Depuis ses débuts, l’œuvre de Marie-France Veyrat se caractérise par une intemporalité persistante et une volonté manifeste d’universalité. Ses figures n’appartiennent à aucun territoire précis et ne s’inscrivent dans aucune chronologie stable ; elles apparaissent comme des présences transversales, presque extradimensionnelles, capables d’articuler un langage commun entre des réalités possibles. Dans son univers visuel, l’art n’habite pas simplement le temps : il le précède et, d’une certaine manière, l’active.

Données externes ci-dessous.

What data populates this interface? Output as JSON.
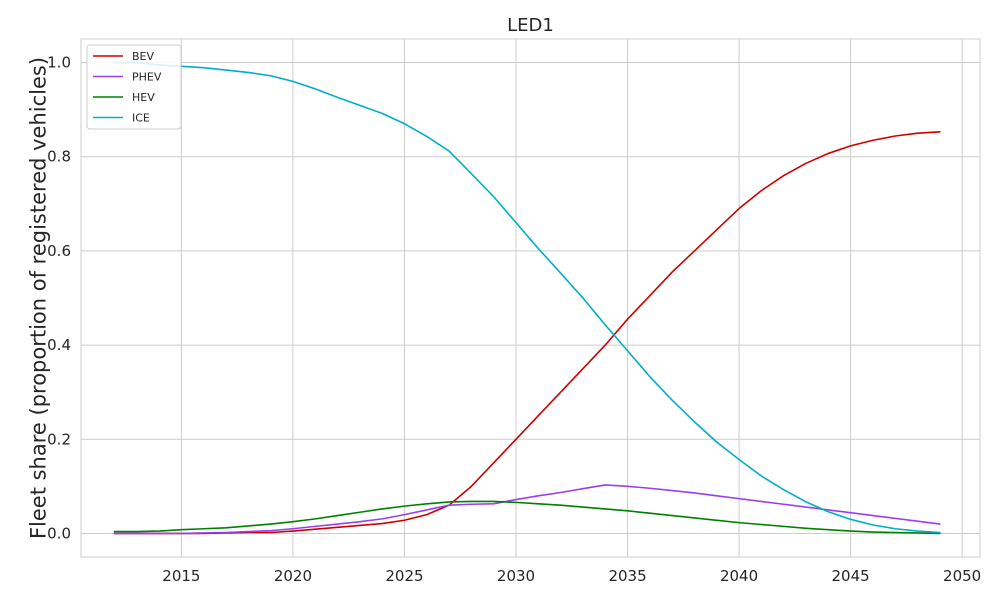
{
  "chart_data": {
    "type": "line",
    "title": "LED1",
    "xlabel": "",
    "ylabel": "Fleet share (proportion of registered vehicles)",
    "xlim": [
      2010.5,
      2050.8
    ],
    "ylim": [
      -0.05,
      1.05
    ],
    "xticks": [
      2015,
      2020,
      2025,
      2030,
      2035,
      2040,
      2045,
      2050
    ],
    "yticks": [
      0.0,
      0.2,
      0.4,
      0.6,
      0.8,
      1.0
    ],
    "ytick_labels": [
      "0.0",
      "0.2",
      "0.4",
      "0.6",
      "0.8",
      "1.0"
    ],
    "grid": true,
    "legend": "top-left",
    "x": [
      2012,
      2013,
      2014,
      2015,
      2016,
      2017,
      2018,
      2019,
      2020,
      2021,
      2022,
      2023,
      2024,
      2025,
      2026,
      2027,
      2028,
      2029,
      2030,
      2031,
      2032,
      2033,
      2034,
      2035,
      2036,
      2037,
      2038,
      2039,
      2040,
      2041,
      2042,
      2043,
      2044,
      2045,
      2046,
      2047,
      2048,
      2049
    ],
    "series": [
      {
        "name": "BEV",
        "color": "#cc0000",
        "values": [
          0.0,
          0.0,
          0.0,
          0.0,
          0.0,
          0.001,
          0.002,
          0.002,
          0.005,
          0.009,
          0.013,
          0.017,
          0.021,
          0.028,
          0.04,
          0.06,
          0.1,
          0.15,
          0.2,
          0.25,
          0.3,
          0.35,
          0.4,
          0.455,
          0.505,
          0.555,
          0.6,
          0.645,
          0.69,
          0.728,
          0.76,
          0.786,
          0.807,
          0.823,
          0.835,
          0.844,
          0.85,
          0.853
        ]
      },
      {
        "name": "PHEV",
        "color": "#9a3ff0",
        "values": [
          0.0,
          0.0,
          0.0,
          0.0,
          0.001,
          0.002,
          0.004,
          0.006,
          0.01,
          0.015,
          0.02,
          0.025,
          0.031,
          0.04,
          0.05,
          0.06,
          0.062,
          0.063,
          0.072,
          0.08,
          0.087,
          0.095,
          0.103,
          0.1,
          0.096,
          0.091,
          0.086,
          0.08,
          0.074,
          0.068,
          0.062,
          0.056,
          0.05,
          0.044,
          0.038,
          0.032,
          0.026,
          0.02
        ]
      },
      {
        "name": "HEV",
        "color": "#008000",
        "values": [
          0.004,
          0.004,
          0.005,
          0.008,
          0.01,
          0.012,
          0.016,
          0.02,
          0.025,
          0.031,
          0.038,
          0.045,
          0.052,
          0.058,
          0.063,
          0.067,
          0.068,
          0.068,
          0.066,
          0.063,
          0.06,
          0.056,
          0.052,
          0.048,
          0.043,
          0.038,
          0.033,
          0.028,
          0.023,
          0.019,
          0.015,
          0.011,
          0.008,
          0.005,
          0.003,
          0.002,
          0.001,
          0.0
        ]
      },
      {
        "name": "ICE",
        "color": "#00aec8",
        "values": [
          1.0,
          1.0,
          0.995,
          0.992,
          0.989,
          0.984,
          0.979,
          0.972,
          0.96,
          0.944,
          0.926,
          0.909,
          0.892,
          0.87,
          0.843,
          0.812,
          0.764,
          0.715,
          0.66,
          0.605,
          0.553,
          0.5,
          0.443,
          0.388,
          0.333,
          0.283,
          0.237,
          0.194,
          0.157,
          0.122,
          0.093,
          0.067,
          0.046,
          0.03,
          0.018,
          0.01,
          0.005,
          0.002
        ]
      }
    ]
  }
}
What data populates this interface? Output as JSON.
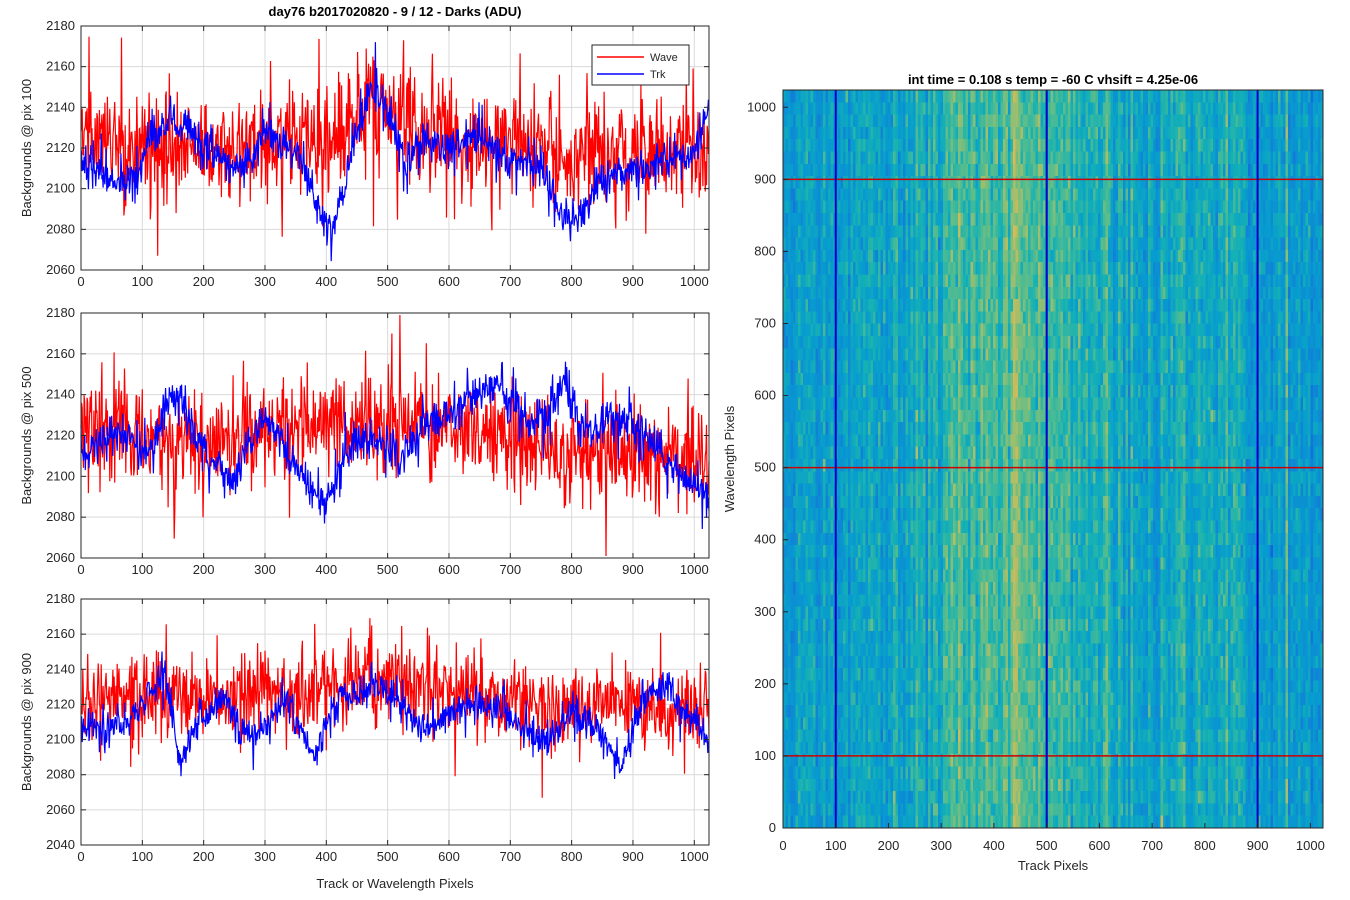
{
  "figure": {
    "title": "day76 b2017020820 - 9 / 12 - Darks (ADU)",
    "image_title": "int time = 0.108 s   temp = -60 C   vhsift = 4.25e-06"
  },
  "chart_data": [
    {
      "type": "line",
      "panel": "top",
      "ylabel": "Backgrounds @ pix 100",
      "xlabel": "",
      "xlim": [
        0,
        1024
      ],
      "ylim": [
        2060,
        2180
      ],
      "xticks": [
        0,
        100,
        200,
        300,
        400,
        500,
        600,
        700,
        800,
        900,
        1000
      ],
      "yticks": [
        2060,
        2080,
        2100,
        2120,
        2140,
        2160,
        2180
      ],
      "grid": true,
      "legend": "top-right",
      "series": [
        {
          "name": "Wave",
          "color": "#ff0000",
          "mean": 2122,
          "noise": 13,
          "trend_x": [
            0,
            200,
            400,
            470,
            600,
            800,
            1024
          ],
          "trend_y": [
            2124,
            2120,
            2124,
            2138,
            2124,
            2118,
            2120
          ]
        },
        {
          "name": "Trk",
          "color": "#0000ff",
          "mean": 2115,
          "noise": 5,
          "trend_x": [
            0,
            30,
            60,
            90,
            120,
            150,
            200,
            260,
            300,
            330,
            360,
            390,
            410,
            440,
            470,
            500,
            530,
            560,
            600,
            650,
            700,
            750,
            780,
            800,
            850,
            900,
            950,
            1000,
            1024
          ],
          "trend_y": [
            2115,
            2108,
            2102,
            2108,
            2128,
            2135,
            2120,
            2110,
            2128,
            2122,
            2115,
            2088,
            2080,
            2115,
            2150,
            2140,
            2110,
            2125,
            2120,
            2125,
            2115,
            2110,
            2090,
            2082,
            2105,
            2110,
            2112,
            2118,
            2138
          ]
        }
      ]
    },
    {
      "type": "line",
      "panel": "middle",
      "ylabel": "Backgrounds @ pix 500",
      "xlabel": "",
      "xlim": [
        0,
        1024
      ],
      "ylim": [
        2060,
        2180
      ],
      "xticks": [
        0,
        100,
        200,
        300,
        400,
        500,
        600,
        700,
        800,
        900,
        1000
      ],
      "yticks": [
        2060,
        2080,
        2100,
        2120,
        2140,
        2160,
        2180
      ],
      "grid": true,
      "series": [
        {
          "name": "Wave",
          "color": "#ff0000",
          "mean": 2120,
          "noise": 12,
          "trend_x": [
            0,
            200,
            450,
            600,
            800,
            1024
          ],
          "trend_y": [
            2122,
            2118,
            2128,
            2125,
            2112,
            2108
          ]
        },
        {
          "name": "Trk",
          "color": "#0000ff",
          "mean": 2115,
          "noise": 5,
          "trend_x": [
            0,
            40,
            80,
            110,
            130,
            150,
            180,
            210,
            250,
            280,
            300,
            330,
            370,
            400,
            430,
            460,
            500,
            520,
            560,
            600,
            640,
            680,
            720,
            760,
            790,
            820,
            860,
            900,
            950,
            1000,
            1024
          ],
          "trend_y": [
            2112,
            2120,
            2118,
            2110,
            2125,
            2142,
            2128,
            2108,
            2098,
            2118,
            2130,
            2115,
            2095,
            2085,
            2110,
            2120,
            2115,
            2105,
            2125,
            2130,
            2140,
            2145,
            2130,
            2128,
            2148,
            2120,
            2128,
            2125,
            2110,
            2095,
            2085
          ]
        }
      ]
    },
    {
      "type": "line",
      "panel": "bottom",
      "ylabel": "Backgrounds @ pix 900",
      "xlabel": "Track or Wavelength Pixels",
      "xlim": [
        0,
        1024
      ],
      "ylim": [
        2040,
        2180
      ],
      "xticks": [
        0,
        100,
        200,
        300,
        400,
        500,
        600,
        700,
        800,
        900,
        1000
      ],
      "yticks": [
        2040,
        2060,
        2080,
        2100,
        2120,
        2140,
        2160,
        2180
      ],
      "grid": true,
      "series": [
        {
          "name": "Wave",
          "color": "#ff0000",
          "mean": 2125,
          "noise": 11,
          "trend_x": [
            0,
            200,
            400,
            470,
            600,
            800,
            1024
          ],
          "trend_y": [
            2122,
            2124,
            2130,
            2138,
            2128,
            2118,
            2118
          ]
        },
        {
          "name": "Trk",
          "color": "#0000ff",
          "mean": 2115,
          "noise": 5,
          "trend_x": [
            0,
            40,
            80,
            110,
            140,
            160,
            190,
            230,
            270,
            300,
            330,
            360,
            380,
            420,
            470,
            520,
            560,
            600,
            640,
            680,
            720,
            760,
            800,
            840,
            880,
            920,
            950,
            1000,
            1024
          ],
          "trend_y": [
            2110,
            2105,
            2112,
            2125,
            2135,
            2085,
            2110,
            2125,
            2100,
            2108,
            2125,
            2105,
            2090,
            2125,
            2130,
            2120,
            2105,
            2115,
            2120,
            2118,
            2108,
            2098,
            2115,
            2108,
            2085,
            2125,
            2132,
            2110,
            2100
          ]
        }
      ]
    },
    {
      "type": "heatmap",
      "panel": "image",
      "title": "int time = 0.108 s   temp = -60 C   vhsift = 4.25e-06",
      "xlabel": "Track Pixels",
      "ylabel": "Wavelength Pixels",
      "xlim": [
        0,
        1024
      ],
      "ylim": [
        0,
        1024
      ],
      "xticks": [
        0,
        100,
        200,
        300,
        400,
        500,
        600,
        700,
        800,
        900,
        1000
      ],
      "yticks": [
        0,
        100,
        200,
        300,
        400,
        500,
        600,
        700,
        800,
        900,
        1000
      ],
      "colormap": "parula",
      "column_profile_x": [
        0,
        120,
        250,
        350,
        430,
        470,
        530,
        620,
        700,
        800,
        900,
        1024
      ],
      "column_profile_level": [
        0.45,
        0.48,
        0.52,
        0.58,
        0.66,
        0.64,
        0.58,
        0.55,
        0.52,
        0.5,
        0.46,
        0.42
      ],
      "markers": {
        "vertical_lines": {
          "x": [
            100,
            500,
            900
          ],
          "color": "#0000cc"
        },
        "horizontal_lines": {
          "y": [
            100,
            500,
            900
          ],
          "color": "#cc0000"
        }
      }
    }
  ]
}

Cette perspective prend forme dans l'exposition visible jusqu'au 4 avril à la Sala Fortuny, dans le cadre du Cycle d'art contemporain et sous le commissariat d'Aureli Ruiz. Le textile y apparaît comme le cœur conceptuel d'une recherche qui relie origine et futur en un seul geste. Le tissu n'est plus perçu comme un simple support ou une surface ornementale, mais comme une structure de pensée. Dans la pratique de Veyrat, le tissage équivaut à coder ; entrelacer les fils, c'est construire des systèmes. Le métier à tisser cesse d'être un outil ancestral pour devenir une technologie du savoir.
L’artiste propose ainsi une lecture du textile comme dispositif primordial anticipant les principes de l’informatique contemporaine. La trame et la chaîne dialoguent avec le circuit et l’écran ; le motif devient un proto-algorithme. Cette correspondance remet en question le récit linéaire du progrès technique et propose une temporalité repliée, où origine et futur coexistent dans une même opération matérielle.
Ces œuvres ne sont pas présentées comme des reliques, mais comme des vestiges actifs tournés vers l'avenir. Ce sont des artefacts qui préservent une mémoire paradoxale : non pas de ce qui s'est déjà produit, mais de ce qui reste à venir. Cette idée rejoint la notion de Vorerinnerung – la « pré-mémoire » –, cette intuition troublante que le futur peut laisser son empreinte sur le présent.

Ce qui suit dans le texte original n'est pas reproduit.